Nur etwa 20 Kilometer liegen in der Straße von Bab al-Mandab zwischen der Küste von Dschibuti im Westen und der jetzt von den Huthis kontrollierten Perim-Insel sowie der kurz dahinter liegenden jemenitischen Küste um Mokha im Osten. Durchfahrende Schiffe sind hier ein leichtes Ziel.
Nicht nur saudische Ölexporte nach Asien liegen aber auf dem Präsentierteller, auch die Ost-West-Pipeline selbst gerät jetzt ins Visier. Neue Drohnenangriffe sorgten dafür, dass diese ihren Betrieb zeitweise einstellen musste. Das trifft auch Europa, denn auch wenn die Ölexporte dorthin durch den vergleichsweise sicheren Suezkanal fahren, muss das Öl dafür erst einmal an die saudische Westküste kommen.

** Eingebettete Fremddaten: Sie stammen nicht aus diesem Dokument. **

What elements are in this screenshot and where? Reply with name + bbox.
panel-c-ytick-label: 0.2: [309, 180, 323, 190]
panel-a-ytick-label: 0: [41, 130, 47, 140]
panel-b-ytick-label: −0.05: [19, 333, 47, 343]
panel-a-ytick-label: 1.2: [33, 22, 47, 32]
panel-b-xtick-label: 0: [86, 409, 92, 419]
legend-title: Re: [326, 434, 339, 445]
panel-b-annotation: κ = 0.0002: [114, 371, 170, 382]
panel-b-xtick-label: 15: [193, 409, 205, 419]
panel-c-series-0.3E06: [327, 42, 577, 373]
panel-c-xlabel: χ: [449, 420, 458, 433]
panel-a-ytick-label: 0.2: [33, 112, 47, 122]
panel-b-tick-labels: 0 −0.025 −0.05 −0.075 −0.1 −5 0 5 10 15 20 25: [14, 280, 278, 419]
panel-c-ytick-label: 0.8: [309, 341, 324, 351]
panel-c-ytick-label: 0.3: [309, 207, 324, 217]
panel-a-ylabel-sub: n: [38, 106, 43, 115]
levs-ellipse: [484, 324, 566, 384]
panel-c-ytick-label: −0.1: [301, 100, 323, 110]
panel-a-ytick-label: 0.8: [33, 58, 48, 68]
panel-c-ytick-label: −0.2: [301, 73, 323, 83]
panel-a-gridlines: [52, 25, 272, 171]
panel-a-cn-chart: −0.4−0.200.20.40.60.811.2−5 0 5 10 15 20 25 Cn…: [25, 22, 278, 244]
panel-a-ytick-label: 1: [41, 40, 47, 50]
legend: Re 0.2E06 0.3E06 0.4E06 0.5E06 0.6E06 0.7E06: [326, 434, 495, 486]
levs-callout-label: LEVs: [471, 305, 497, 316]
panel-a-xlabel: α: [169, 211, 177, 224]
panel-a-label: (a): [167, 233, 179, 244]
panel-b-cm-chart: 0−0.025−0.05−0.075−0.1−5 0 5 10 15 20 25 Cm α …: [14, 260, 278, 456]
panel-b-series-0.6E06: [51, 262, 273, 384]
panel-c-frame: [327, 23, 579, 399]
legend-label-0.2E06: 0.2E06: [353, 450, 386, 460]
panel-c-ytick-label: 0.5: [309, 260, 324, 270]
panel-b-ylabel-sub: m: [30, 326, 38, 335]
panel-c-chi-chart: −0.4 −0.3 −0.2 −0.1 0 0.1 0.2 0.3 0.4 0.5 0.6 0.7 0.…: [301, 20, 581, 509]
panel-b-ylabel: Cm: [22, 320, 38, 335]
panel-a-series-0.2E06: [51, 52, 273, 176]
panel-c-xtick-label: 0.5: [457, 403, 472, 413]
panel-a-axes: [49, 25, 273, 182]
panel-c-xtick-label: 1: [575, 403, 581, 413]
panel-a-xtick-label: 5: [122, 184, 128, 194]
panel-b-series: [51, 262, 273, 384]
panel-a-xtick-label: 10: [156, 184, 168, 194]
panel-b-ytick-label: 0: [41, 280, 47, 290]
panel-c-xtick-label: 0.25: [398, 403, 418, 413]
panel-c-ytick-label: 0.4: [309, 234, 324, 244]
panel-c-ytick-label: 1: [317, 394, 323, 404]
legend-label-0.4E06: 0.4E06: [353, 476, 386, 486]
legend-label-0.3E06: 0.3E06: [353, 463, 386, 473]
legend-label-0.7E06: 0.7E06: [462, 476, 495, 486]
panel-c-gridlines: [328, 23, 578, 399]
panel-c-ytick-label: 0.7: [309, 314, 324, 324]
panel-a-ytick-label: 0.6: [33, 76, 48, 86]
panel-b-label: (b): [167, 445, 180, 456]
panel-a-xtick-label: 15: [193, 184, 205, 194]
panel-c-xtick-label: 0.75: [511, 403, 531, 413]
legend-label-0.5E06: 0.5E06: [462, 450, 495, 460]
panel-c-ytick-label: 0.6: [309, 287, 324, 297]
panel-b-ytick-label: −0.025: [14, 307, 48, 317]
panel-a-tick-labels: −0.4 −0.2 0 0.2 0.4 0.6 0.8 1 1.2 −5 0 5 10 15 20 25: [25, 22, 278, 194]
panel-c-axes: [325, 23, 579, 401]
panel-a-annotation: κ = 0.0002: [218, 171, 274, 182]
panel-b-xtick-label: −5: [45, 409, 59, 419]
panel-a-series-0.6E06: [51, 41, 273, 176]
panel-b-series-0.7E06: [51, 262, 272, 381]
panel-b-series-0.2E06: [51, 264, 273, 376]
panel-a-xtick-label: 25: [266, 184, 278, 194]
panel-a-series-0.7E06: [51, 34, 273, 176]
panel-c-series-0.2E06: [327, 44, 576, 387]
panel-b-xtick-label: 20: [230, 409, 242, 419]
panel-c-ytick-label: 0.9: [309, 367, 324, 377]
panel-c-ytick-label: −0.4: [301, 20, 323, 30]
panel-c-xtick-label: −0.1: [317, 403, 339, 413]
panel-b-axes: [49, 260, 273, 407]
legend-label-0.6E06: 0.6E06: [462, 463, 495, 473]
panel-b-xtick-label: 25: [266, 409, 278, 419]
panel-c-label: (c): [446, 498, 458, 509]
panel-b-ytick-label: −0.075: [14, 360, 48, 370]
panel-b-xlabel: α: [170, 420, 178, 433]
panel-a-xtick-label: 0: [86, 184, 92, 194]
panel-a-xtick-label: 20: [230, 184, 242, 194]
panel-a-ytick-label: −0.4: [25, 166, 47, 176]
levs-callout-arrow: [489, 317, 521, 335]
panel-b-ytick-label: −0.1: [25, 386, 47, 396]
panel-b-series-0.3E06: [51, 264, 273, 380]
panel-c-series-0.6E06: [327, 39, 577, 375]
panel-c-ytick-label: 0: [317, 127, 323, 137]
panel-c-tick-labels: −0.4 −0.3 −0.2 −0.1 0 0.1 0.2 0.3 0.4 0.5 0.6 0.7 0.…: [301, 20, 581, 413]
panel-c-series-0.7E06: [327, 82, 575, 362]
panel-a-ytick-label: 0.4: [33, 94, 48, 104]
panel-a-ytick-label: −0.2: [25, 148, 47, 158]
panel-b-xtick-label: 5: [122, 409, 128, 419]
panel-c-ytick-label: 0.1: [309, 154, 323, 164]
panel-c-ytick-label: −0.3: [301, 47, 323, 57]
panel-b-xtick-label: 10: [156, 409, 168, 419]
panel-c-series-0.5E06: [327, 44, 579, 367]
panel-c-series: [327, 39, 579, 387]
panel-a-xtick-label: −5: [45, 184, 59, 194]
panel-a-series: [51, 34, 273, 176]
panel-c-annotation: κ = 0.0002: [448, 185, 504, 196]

Woher kam der neuerliche Angriff nun? Wenn nicht vom Iran selbst, dann vermutlich von pro-iranischen Milizen im Irak. Die hatten bereits im April die Pipeline attackiert. Darauf antworteten die Saudis dann mit Luftschlägen. Diesmal hat sich Saudi-Arabien nach Angaben des dortigen Außenministeriums entschieden, „zum jetzigen Zeitpunkt nicht zu reagieren und die Bemühungen der irakischen Regierung zu unterstützen“, künftige Angriffe aus dem Irak zu verhindern.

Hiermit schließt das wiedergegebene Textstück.